Le Sénégal doit juger Habré, selon un comité africain de juristes

Banjul- Gambie (PANA) – Le Sénégal doit juger Hiss-ène Habré puisqu'il a ratifié la Convention des Nations unies sur la torture, selon le projet de rapport du Comité permanent des juristes africains sur cette affaire, dont une copie a été remise à la PANA vendredi à Banjul.
Le document destiné aux chefs d'Etat et de gouvernement de l'UA dont le sommet débute ce samedi a été distribué à la presse par l'avocat de Hissène Habré, Me El Hadj Diouf.
Lez Comité d'éminents juristes africains est composé de sept membres nommés par le président en exercice de l'Union africaine, le président congolais Denis Sassou Ngesso.
Il s'agit du juge Guibril Camara du Sénégal, Delphine Emmanuel du Congo, Michael Ayodele Ajomo du Nigeria, Me Robert Dossou du Bénin, du juge Joseph Warioba de la Tanzanie, Me AnilKumarsingh Gayan des Iles Maurice et Henriette Mensa-Bonsu du Ghana.

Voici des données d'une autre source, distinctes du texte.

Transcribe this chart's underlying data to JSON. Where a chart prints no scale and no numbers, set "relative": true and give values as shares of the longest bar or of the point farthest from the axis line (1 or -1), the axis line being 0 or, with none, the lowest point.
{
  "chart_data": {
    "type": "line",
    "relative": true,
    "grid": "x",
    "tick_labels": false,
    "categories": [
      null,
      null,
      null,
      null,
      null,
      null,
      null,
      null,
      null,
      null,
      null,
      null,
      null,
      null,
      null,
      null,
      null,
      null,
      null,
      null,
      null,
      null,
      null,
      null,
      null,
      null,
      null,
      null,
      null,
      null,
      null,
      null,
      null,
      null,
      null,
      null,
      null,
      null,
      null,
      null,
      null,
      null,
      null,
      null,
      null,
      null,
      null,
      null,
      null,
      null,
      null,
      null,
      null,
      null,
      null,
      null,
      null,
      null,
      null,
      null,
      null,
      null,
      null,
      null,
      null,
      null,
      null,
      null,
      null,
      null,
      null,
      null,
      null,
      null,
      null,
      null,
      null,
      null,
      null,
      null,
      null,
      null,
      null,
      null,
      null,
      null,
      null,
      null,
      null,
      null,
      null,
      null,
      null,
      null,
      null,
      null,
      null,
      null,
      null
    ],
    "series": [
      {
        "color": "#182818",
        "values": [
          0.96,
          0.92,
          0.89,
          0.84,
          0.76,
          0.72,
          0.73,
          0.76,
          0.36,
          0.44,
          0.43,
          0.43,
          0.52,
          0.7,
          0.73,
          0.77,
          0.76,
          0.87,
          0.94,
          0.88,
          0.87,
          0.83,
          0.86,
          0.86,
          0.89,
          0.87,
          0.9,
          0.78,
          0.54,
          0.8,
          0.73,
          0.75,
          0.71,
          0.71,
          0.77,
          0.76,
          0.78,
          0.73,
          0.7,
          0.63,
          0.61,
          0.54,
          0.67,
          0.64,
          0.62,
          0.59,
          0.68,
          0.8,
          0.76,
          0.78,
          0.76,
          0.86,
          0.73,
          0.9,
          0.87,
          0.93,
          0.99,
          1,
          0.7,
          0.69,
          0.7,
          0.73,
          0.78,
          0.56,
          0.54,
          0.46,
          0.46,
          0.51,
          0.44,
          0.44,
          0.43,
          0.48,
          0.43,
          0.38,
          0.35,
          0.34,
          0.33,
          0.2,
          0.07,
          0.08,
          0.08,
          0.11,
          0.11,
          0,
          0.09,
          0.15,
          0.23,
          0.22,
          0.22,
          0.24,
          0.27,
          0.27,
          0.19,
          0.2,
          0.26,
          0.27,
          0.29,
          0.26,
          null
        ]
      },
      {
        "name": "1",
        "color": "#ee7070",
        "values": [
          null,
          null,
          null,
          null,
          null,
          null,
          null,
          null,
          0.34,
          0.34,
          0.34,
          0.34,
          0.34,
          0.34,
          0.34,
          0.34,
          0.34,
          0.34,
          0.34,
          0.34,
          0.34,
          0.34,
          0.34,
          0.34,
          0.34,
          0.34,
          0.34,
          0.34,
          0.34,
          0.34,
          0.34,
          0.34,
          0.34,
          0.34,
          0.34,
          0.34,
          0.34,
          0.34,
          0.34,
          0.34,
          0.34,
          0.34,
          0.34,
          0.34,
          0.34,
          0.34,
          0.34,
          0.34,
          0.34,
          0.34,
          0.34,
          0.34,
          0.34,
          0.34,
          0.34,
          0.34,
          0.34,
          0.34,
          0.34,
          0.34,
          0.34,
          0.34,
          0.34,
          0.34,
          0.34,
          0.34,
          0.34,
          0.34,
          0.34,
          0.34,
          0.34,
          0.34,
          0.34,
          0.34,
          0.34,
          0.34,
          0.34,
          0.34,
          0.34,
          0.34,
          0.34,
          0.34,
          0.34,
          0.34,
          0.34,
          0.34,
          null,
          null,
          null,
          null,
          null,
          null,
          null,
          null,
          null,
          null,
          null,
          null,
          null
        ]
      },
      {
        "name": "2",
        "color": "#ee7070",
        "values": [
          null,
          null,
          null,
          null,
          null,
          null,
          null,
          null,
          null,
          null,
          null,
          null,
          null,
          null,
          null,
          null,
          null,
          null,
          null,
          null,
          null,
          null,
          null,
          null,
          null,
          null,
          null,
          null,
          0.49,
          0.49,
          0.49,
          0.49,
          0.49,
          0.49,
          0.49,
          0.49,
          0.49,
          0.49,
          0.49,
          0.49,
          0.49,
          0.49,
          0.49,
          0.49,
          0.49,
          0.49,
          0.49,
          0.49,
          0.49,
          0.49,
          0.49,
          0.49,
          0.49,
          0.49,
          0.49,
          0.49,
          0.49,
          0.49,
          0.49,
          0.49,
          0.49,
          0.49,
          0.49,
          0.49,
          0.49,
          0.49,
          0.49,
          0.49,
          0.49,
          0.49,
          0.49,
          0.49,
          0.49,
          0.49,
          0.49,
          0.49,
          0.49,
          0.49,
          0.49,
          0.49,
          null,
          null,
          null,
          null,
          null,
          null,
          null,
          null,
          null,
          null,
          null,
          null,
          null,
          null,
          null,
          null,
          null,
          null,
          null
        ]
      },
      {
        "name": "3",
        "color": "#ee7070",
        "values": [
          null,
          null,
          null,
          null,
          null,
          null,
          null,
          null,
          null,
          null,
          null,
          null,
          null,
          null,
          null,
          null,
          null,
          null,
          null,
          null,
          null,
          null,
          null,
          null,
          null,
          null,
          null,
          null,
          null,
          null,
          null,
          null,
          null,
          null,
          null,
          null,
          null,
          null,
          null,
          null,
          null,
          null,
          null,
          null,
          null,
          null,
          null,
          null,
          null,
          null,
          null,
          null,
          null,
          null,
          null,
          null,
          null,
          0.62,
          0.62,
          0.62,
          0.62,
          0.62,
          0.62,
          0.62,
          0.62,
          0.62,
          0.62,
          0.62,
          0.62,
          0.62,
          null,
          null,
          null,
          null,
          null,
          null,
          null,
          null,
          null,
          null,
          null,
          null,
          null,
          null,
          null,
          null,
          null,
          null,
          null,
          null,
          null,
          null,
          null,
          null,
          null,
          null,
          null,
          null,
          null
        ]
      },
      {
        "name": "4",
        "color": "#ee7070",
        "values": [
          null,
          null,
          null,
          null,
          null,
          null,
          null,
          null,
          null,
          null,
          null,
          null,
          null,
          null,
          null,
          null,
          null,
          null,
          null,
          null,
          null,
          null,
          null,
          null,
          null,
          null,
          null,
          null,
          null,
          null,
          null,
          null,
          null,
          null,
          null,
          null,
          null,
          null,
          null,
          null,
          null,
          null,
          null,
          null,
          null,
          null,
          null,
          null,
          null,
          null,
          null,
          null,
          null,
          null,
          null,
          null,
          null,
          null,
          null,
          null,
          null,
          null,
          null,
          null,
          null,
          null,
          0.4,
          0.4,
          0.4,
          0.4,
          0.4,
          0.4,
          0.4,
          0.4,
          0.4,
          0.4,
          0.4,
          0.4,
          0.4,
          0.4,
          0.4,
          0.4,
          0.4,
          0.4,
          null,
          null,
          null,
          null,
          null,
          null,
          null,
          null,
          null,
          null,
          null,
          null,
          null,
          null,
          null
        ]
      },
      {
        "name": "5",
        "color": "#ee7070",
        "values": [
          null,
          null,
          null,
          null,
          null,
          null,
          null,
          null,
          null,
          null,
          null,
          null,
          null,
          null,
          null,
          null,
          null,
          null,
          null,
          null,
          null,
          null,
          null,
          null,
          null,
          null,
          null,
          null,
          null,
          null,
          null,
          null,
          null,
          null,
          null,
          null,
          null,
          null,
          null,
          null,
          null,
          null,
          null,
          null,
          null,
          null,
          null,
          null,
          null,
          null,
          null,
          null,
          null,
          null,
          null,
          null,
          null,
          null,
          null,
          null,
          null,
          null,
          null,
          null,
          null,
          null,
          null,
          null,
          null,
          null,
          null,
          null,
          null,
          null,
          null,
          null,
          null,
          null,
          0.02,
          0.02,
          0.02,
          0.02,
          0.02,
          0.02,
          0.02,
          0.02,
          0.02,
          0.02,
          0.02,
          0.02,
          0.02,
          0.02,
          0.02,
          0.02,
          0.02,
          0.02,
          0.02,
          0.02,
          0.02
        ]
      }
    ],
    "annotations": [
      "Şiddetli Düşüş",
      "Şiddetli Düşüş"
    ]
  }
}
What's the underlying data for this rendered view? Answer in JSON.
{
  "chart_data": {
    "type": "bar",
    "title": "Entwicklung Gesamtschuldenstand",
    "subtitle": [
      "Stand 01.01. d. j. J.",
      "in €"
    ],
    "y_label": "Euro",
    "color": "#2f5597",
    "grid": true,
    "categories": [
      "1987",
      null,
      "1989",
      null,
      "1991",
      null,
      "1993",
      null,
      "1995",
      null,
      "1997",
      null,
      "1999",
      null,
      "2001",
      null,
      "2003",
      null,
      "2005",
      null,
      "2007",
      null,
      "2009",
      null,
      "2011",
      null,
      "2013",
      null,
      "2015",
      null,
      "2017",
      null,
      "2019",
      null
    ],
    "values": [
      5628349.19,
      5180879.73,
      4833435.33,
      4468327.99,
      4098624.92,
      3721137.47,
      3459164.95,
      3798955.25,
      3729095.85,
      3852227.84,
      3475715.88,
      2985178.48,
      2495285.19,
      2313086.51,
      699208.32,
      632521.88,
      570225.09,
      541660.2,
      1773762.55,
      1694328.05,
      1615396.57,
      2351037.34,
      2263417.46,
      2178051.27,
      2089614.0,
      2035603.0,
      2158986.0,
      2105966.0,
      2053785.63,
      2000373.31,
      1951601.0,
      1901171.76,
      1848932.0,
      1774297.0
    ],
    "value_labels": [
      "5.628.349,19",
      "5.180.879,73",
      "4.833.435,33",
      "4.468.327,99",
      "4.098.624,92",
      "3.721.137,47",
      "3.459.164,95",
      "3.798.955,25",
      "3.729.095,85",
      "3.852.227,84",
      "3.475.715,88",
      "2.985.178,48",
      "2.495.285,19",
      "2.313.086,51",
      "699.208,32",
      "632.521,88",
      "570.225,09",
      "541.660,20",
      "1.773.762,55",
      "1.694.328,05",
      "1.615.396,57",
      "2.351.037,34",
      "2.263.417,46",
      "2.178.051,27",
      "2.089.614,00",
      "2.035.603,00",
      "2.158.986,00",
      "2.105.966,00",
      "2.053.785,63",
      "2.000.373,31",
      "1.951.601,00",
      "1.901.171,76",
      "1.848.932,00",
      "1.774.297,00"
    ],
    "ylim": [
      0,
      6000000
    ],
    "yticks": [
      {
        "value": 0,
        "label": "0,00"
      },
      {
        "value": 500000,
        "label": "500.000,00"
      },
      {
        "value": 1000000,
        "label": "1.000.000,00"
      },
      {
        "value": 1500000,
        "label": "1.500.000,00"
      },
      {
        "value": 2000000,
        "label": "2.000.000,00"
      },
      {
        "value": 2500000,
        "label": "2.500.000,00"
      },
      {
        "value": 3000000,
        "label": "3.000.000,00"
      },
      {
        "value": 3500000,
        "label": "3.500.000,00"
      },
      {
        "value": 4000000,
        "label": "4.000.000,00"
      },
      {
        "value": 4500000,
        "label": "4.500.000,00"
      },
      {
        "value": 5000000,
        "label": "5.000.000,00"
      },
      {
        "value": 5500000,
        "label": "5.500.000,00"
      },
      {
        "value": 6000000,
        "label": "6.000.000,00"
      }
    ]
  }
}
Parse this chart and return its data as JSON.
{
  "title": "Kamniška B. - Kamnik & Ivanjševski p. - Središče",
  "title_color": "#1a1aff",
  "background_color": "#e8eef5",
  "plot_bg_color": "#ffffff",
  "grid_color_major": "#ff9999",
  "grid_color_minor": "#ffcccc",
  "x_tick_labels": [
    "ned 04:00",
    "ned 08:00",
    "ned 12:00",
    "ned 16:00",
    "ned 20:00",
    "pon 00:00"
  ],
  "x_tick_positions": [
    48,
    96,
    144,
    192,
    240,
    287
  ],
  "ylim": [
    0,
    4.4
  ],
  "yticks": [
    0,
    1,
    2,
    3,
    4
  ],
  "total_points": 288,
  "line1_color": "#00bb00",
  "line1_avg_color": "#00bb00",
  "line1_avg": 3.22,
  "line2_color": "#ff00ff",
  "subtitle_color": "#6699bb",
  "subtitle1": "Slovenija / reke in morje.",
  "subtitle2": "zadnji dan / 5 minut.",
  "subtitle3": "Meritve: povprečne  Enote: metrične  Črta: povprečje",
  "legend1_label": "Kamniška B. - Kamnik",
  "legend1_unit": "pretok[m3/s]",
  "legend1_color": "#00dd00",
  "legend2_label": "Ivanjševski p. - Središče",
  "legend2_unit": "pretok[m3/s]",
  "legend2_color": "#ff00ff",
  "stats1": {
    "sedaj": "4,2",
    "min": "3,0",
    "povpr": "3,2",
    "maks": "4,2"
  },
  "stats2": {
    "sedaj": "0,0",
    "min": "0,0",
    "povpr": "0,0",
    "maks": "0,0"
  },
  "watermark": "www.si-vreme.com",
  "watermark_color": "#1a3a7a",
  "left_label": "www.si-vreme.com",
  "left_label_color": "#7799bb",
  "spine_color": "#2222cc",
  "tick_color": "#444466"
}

Selon le comité, qui s'est réuni les 22, 23 et 24 mai dernier, "comme Habré se trouve sur son territoire, le Sénégal devrait exercer sa juridiction", souligne le rapport, ajoutant qu'"en tant qu'Etat partie à la Convention contre la torture, le Sénégal a l'obligation d'en respecter les dispositions".
Le rapport souligne aussi que le Comité a été informé de la décision du Comité des Nations unies contre la torture, intervenue sur l'affaire Hissène Habré, le 17 mai dernier et selon laquelle la "conduite de l'Etat du Sénégal est en violation des articles 5 et 7 de la Convention contre la torture".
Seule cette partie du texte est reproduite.